Janey’s heart broke for Charlotte.

“I met a guy. Online. That’s how I had to date. I didn’t meet men in real life. And he was wonderful. I thought he was wonderful. We emailed and talked every day for a year. I sent him pictures of my skinny cousin, who looks like me, but not like me, you know. He was a soldier. Over in Iraq for two years.”

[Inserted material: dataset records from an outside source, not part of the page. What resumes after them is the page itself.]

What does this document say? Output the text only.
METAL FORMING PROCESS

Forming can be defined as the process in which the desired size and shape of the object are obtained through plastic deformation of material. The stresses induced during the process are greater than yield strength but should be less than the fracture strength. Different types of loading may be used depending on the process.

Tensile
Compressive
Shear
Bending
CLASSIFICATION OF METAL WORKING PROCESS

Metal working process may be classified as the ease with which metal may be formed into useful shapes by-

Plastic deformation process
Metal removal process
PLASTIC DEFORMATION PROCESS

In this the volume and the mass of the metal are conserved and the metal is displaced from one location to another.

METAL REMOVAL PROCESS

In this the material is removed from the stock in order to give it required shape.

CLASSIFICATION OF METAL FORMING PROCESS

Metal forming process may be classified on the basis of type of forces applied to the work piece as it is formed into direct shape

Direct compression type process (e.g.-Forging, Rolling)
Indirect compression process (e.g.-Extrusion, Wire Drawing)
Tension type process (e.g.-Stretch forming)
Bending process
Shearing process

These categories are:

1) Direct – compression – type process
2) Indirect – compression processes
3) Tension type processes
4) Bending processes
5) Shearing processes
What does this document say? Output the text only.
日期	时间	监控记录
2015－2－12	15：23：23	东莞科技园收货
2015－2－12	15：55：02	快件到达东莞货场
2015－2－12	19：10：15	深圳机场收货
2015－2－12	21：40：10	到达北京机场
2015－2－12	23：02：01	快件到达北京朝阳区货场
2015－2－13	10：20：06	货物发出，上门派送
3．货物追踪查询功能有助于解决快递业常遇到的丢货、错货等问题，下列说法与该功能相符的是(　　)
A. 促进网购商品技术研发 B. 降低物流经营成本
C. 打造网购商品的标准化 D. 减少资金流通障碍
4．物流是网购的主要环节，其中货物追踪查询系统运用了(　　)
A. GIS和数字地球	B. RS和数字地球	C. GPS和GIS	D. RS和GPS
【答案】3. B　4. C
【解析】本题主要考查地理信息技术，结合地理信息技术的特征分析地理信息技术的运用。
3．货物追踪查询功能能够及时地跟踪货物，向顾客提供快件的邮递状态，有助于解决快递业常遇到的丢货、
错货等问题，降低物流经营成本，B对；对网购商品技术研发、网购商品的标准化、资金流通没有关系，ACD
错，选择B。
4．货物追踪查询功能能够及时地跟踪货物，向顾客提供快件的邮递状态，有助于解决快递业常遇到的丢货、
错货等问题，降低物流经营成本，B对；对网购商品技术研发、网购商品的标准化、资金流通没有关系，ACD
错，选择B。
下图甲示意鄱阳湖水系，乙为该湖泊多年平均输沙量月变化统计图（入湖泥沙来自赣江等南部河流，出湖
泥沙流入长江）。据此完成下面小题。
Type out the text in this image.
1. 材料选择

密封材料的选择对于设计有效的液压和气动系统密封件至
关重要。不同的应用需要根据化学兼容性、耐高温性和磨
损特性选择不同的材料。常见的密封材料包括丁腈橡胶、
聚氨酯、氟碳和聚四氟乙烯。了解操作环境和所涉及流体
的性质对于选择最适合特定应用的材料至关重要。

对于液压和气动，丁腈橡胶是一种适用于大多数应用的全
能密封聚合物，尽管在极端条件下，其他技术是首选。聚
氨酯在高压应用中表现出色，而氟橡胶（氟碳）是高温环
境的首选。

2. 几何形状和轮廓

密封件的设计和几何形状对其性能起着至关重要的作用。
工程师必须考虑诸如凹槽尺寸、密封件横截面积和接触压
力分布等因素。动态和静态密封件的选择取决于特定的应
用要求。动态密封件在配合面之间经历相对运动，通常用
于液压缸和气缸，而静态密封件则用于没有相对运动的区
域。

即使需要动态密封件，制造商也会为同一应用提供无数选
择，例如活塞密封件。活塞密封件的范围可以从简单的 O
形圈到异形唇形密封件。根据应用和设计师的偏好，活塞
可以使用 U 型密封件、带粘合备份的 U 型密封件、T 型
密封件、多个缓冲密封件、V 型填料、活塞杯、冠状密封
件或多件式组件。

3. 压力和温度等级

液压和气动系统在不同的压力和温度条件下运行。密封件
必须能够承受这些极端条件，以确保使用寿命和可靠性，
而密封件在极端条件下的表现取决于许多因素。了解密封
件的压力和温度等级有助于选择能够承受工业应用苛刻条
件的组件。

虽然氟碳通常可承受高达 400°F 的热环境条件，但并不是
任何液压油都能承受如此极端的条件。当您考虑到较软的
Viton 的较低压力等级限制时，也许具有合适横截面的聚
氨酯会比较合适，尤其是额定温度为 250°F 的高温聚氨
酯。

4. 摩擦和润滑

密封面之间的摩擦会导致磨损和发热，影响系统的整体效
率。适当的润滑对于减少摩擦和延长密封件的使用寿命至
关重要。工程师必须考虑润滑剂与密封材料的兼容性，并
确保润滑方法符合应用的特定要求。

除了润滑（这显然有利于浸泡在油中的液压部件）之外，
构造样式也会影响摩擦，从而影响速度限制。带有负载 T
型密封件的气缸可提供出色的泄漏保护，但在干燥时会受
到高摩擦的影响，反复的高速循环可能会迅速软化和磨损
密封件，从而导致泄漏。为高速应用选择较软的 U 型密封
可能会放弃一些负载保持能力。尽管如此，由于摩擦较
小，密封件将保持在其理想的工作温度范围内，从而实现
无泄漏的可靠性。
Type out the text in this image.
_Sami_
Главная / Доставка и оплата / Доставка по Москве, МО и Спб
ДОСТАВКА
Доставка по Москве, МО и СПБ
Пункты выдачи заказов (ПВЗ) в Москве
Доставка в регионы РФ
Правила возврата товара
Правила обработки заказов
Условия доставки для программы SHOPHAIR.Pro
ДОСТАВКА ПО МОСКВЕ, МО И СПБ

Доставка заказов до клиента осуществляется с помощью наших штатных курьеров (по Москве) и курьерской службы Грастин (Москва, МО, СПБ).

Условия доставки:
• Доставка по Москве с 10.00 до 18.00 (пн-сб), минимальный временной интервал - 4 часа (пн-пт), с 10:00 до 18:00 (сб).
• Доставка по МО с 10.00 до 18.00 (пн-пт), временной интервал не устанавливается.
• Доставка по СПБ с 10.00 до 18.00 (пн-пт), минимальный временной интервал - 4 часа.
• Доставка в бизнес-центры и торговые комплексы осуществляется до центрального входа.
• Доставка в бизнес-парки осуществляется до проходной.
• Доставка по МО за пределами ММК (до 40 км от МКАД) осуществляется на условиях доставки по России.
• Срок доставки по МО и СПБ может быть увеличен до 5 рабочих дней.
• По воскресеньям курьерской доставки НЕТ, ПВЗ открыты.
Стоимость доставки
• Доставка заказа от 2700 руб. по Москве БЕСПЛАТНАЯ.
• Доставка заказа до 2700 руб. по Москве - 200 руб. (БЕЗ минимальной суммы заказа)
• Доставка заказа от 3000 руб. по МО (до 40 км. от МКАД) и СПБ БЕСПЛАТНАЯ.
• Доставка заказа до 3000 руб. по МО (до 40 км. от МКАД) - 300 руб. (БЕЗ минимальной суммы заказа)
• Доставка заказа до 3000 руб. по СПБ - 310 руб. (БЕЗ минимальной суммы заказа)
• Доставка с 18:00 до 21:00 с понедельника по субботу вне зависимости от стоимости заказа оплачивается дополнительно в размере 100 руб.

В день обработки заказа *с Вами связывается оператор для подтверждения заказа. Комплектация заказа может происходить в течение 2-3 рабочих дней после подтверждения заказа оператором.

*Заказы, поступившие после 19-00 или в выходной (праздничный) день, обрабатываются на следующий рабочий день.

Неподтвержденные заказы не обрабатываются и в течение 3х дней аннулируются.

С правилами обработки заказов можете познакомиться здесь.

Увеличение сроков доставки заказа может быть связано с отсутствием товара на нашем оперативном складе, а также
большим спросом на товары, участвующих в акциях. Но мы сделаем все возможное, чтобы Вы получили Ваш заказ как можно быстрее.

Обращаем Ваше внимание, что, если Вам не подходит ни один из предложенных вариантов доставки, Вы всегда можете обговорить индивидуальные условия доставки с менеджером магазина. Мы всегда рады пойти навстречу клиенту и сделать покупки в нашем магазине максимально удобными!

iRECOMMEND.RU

The rest of the group nodded.

“But I figured I could look like my cousin if I tried so I drained my bank account. I spent my entire savings on two things. I got a surgery that stapled my stomach and I bought a B wedding dress.” She made direct eye contact with Janey as if she were the only person in the room. “The biggest size for the Eliza dress was a four. So the four was my goal. In a year I reached it and David, that was his name, proposed to me. He was still based in Iraq and we talked over Skype, but we never did video. His bandwidth wasn’t good enough. Thank god. He had no idea about the surgery or the weight loss or anything. He was about to come home and we were finally going to meet in person. I know what you’re thinking. He’s not real? Right? The fat girl got catfished. But guess what? He was real! And he was just as handsome as his picture. I wanted to tell him every day about what I’d been doing to get ready to meet him, but I couldn’t. I just felt so lucky. He was back for a month when I started getting really bad headaches and fainting. The diet wasn’t sustainable. It was bad news. After the surgery I could only eat like four ounces of food a day. That’s how I ended up in the hospital. And that’s how I found the group. That’s all.”

More applause. Two women stood and walked over to Charlotte to wrap her in a hug. Now that the girl had called attention to Janey, and the fact that Janey was complicit in an industry that only made wedding dresses for impossibly skinny women, she felt like she had to speak up.